A dramatic reorganization of power in Europe seemed like a pipe dream for Mr. Putin when he obtained his vision in 2007 at the Monaco conference. Robert M. Gates, the secretary of the American defense at the time, sat down between the public and later fired the observations as a return to the past to the Cold War.
The Russian leader, however, stood insignificantly to his vision, making him a central point of his argument in the months that led to the war: that the West must be willing to discuss not only of Ukrainian sovereignty, but of the entire Europe security apparatus, who said that Moscow omitted and put it at an existential risk.
Putin has launched his invasion of Ukraine as a wider battle against the West and awake values that portrays as an anathema, some of the same topics that the extreme leaders of Trump and Europe have made to snatch power in their countries.
Putin believed that in the end the United States and Europe would bend to him, Alexander Baunov, a member of the Carnegie Russia Eurasia Center, in a recent analysis.

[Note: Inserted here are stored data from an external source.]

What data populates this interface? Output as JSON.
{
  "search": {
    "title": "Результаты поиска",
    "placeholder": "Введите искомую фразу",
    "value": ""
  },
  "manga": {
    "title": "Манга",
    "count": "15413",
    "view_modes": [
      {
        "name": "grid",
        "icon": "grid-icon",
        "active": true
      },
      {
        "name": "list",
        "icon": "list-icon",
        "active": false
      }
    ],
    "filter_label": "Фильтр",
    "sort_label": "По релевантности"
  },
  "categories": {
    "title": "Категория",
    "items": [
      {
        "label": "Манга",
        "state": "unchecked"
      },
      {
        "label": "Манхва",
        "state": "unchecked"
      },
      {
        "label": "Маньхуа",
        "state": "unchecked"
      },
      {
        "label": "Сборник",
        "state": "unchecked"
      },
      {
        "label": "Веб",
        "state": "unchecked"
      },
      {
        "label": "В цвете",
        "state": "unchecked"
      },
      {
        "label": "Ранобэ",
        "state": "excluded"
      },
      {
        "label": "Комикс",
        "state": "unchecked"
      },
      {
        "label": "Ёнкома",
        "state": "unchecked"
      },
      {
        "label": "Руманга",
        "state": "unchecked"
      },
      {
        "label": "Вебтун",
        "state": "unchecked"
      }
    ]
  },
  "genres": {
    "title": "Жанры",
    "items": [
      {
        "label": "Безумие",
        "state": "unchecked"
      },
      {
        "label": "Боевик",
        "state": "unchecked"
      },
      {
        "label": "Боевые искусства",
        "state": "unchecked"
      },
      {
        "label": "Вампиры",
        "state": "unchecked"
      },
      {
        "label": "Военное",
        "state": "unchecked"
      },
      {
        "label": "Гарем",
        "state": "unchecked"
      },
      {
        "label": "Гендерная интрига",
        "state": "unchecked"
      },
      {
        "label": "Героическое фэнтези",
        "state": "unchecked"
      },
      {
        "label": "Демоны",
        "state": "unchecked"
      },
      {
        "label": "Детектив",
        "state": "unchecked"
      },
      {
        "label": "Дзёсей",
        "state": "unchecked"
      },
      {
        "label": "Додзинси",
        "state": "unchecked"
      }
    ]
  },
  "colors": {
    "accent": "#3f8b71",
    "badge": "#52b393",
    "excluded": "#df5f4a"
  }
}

The United States are changing, Baunov wrote, and the current Washington “is approaching Moscow not for the good of Europe, but for himself – and also a little to despise Europe”.
The challenge for Europe comes as Germany and France, the two largest countries of the European Union, both suffer from leadership crises, in part due to the increase in political movements that branded Trump’s rhetoric itself. In 2015, Germany and France took the command of negotiating Mr. Putin’s first invasion of Ukraine.
The United Kingdom, which left the European Union due to a campaign that Trump has supported publicly, saw his influence on the significantly weakened continent.
Until what is not clear the realization of Trump with Mr. Putin, and the nascent rapprochement between Washington and Moscow could easily evaporate during the negotiations on Ukraine, which will begin with a meeting between American and Russian representatives in Saudi Arabia Week.
But foreign leaders managed to woo Mr. Trump in favorable positions before, and so far Russia is collecting benefits from the new administration.
The Kremlin has collected a series of victories since Mr. Trump returned to the White House.
Less than a month after his second term, Trump has disseminated Usaid, the US foreign aid agency for some time insulted by Moscow. He crossed the cabinet officials who regularly traffic in the Cremlin discussion points, including the new head of American intelligence, Tulsi Gabbard. He exacerbated the discord in relations with Europe, threatening the closest allies of Washington with a commercial war. He has enhanced and high Elon Musk, which spreads beneficial falsehoods in Moscow on X and publicly supported in favor of Germany’s far -right movement.
Trump will now influence, probably without the European leaders present, how the greatest conflict is resolved on the continent from the Second World War, with implications that could go beyond Ukrainian itself to influence the wider balance of security in Europe.
Those leaders, who see the rebel -right populist movements as a threat to the European Union and freedom on the continent, are worried, in particular given the apparent alignment of Trump and Mr. Putin against them.
“This is the moment when we are our most vulnerable,” said Mrs. Tocci.
“If in the end what you are trying to do is destroy this project,” he added, referring to the EU, “this is the time to do it”.